To create the light, I used 2 separate high power LEDs.  I used one blue and one green PT-54 Phlatlight LEDs which I drove at around 5Watts.  The pictures below show how I mounted the LEDs to individual black CPU heatsinks, and held them in place with a piece of aluminum, similar to U channel, but with 2 extra strips down the center.  I cut out custom notches to keep pressure on the LEDs for good connection to the heat sinks below.  I also drilled a hole through the U channel to hold  fiber optic cable. 

The cable I used is 3.0mm PMMA cable.  If you haven't used fiber optic cable before, you need to create clean cuts and polish both ends to get a good amount of light to pass through.  I cut the cables and found some online guides for how to polish the ends.  You basically use increasing grades of sand paper to sand out any defects at the end of the cable.  I had to go to a special wood shop to get sand paper that was 3000, 5000, and 8000 grit to get the fiber optic ends square and smooth.  I wasn't sure how much the sanding would help, so I used a light intensity meter (lumens/lux) and was surprised there was about 4x improvement in number of lumens that made it through the cable after they were polished!

The interface between the LED and fiber optic cable was nothing special.
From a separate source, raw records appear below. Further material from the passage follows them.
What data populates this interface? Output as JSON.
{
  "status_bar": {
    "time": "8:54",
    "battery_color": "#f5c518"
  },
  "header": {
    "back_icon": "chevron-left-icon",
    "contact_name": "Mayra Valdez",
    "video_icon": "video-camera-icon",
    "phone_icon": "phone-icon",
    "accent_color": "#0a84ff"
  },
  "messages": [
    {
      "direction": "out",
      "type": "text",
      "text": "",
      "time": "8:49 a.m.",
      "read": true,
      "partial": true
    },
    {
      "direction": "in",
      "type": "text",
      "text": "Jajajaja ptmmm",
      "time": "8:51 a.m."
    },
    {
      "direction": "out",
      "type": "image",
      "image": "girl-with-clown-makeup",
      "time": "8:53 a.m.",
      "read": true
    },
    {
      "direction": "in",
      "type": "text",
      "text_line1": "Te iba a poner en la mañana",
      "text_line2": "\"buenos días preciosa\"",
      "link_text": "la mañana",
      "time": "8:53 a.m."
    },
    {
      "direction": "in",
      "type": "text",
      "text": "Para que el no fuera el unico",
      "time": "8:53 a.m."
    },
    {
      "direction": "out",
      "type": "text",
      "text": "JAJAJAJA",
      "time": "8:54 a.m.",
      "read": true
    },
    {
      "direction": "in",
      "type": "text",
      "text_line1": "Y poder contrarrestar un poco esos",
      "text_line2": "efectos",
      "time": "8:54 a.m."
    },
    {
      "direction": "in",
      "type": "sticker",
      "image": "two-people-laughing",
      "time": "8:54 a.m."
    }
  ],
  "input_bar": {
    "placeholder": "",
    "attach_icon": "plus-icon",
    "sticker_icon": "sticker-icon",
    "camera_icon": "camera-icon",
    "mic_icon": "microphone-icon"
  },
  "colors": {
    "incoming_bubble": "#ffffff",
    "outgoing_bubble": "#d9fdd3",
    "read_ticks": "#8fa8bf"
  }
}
I pushed the fiber directly onto the surface of the LED, and that was it.

To drive the LEDs, I needed a high power, constant current source, so I wired up a current source using an LM388, some power resistors, and heatsinks.  For the simple experiment shown in the video, I used push buttons to activate the current source for each LED.  With this simple setup, I can create 3 colors: blue, green, and green+blue.  The long term goal is to drive each LED power source with a PWM signal with duty cycle control via an MCU so I can adjust the perceived intensity of each color individually.